BOJ's Muto still favourite to succeed Fukui
TOKYO, Aug 14 (Reuters) Deputy Bank of Japan Governor Toshiro Muto looks to be the favourite candidate to take over from BOJ Governor Toshihiko Fukui when his term ends next March.
The chairman of a major commercial bank and a government economic adviser have also been mooted as possible replacements for Fukui, but analysts say Muto is still the front-runner even though the main opposition party once branded him unfit to be a central banker.
After thumping the ruling Liberal Democratic party in elections last month, the opposition Democratic Party's support will be essential in selecting the next head of the BOJ, as both houses must approve the appointment.
''There's still a good chance the government will persuade the Democrats that Muto is the best candidate considering his experience as a board member,'' said Mitsuru Saito, chief economist at Tokai Tokyo Securities.
Muto, who joined the central bank in 2003 as deputy governor, had been widely seen as heir apparent to Fukui, but the Democrats' landslide victory in upper house elections in July has changed all that.
As the Democrats now outnumber the ruling coalition in the upper house, the government will need to field a candidate who satisfies both sides.
''It'll be quite tough to find somebody who can win support from both the ruling bloc and the opposition parties,'' Saito of Tokai Tokyo Securities said.
The names floating around among analysts and media include Takatoshi Ito, a member of the government's top economic advisory council, and Shigemitsu Miki, the chairman of Bank of Tokyo-Mitsubishi UFJ.
But many analysts say a BOJ governor should ideally already have experience on the central bank's policy board.
''A BOJ governor needs extensive knowledge of finance and markets.
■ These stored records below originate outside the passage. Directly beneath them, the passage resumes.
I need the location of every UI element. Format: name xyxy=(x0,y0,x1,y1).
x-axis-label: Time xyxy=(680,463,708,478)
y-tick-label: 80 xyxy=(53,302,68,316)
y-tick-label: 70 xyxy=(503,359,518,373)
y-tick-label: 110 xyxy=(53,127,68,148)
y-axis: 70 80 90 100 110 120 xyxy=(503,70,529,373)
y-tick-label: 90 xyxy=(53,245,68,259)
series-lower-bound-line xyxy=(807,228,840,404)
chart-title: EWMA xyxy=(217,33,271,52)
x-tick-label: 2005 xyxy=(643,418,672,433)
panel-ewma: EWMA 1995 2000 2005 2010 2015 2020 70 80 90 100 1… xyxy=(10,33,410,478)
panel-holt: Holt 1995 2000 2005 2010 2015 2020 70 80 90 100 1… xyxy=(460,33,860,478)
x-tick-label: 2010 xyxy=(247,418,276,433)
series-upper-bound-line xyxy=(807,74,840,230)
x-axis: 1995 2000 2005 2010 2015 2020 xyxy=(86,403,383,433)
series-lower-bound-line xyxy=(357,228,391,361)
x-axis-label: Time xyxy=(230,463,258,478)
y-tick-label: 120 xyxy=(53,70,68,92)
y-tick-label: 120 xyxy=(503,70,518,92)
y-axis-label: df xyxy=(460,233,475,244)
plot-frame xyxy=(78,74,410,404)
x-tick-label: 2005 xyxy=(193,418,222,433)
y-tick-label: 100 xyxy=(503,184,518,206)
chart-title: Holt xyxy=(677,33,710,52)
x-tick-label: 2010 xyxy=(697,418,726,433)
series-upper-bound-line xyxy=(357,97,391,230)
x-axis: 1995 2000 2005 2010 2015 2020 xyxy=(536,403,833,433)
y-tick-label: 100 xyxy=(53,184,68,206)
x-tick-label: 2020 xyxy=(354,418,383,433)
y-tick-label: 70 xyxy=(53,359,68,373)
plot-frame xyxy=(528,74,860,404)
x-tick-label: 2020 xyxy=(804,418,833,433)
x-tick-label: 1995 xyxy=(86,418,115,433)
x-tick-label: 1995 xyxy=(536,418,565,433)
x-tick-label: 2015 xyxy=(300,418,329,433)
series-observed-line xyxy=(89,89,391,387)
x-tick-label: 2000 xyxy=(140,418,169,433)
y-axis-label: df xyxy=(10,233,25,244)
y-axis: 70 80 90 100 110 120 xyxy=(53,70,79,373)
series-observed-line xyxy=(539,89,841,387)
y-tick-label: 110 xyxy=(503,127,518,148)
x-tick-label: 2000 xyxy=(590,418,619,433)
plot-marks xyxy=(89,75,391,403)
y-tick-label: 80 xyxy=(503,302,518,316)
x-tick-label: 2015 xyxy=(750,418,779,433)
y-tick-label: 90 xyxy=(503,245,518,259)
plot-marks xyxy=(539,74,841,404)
It's a bit different from corporate executives,'' said Seiya Nakajima, chief economist at Itochu Corp.
Among those who have served on the BOJ board in the past, many analysts cite Kazuo Ueda, economics professor at the University of Tokyo, as a possible candidate.
Ueda, who was the youngest board member when the BOJ introduced its current policy board system in 1998, is still relatively young and also seen as a well-balanced monetary policy expert.
Yutaka Yamaguchi, a BOJ deputy governor from 1998 to 2003 and a career central banker, may be another candidate given his expertise in monetary policy.
The Democratic Party's shadow economy minister told Reuters last week the party has not reached a consensus yet on who should succeed Fukui. [ID:nT74626] The ruling coalition bloc, on the other hand, seems too busy with its own personnel issues as Prime Minister Shinzo Abe plans to reshuffle his cabinet late this month to shore up flagging support for the government, analysts say.
After the cabinet reshuffle, the debate on the next BOJ governor is likely to gain momentum, and analysts say the government will probably make a decision by the end of the year.
By then the Democrats -- an amalgam of former Socialists, ex-ruling party lawmakers and younger conservatives -- may have softened their stance on Muto, some analysts said.
In 2003, they opposed the government's appointment of Fukui and those of Muto and Kazumasa Iwata as deputy governors, partly because they were angry that the three were not called to parliament for a hearing beforehand.
They also said that Muto, as a former Finance Ministry bureaucrat, was not suitable from the viewpoint of safeguarding the central bank's independence from the government.
But a top DPJ member said last week, albeit in a roundabout fashion, that the party had not ruled Muto out as a possible central bank chief.
''It is not necessarily the case that we couldn't conclude that he is OK,'' the party's Secretary General Yukio Hatoyama told Reuters.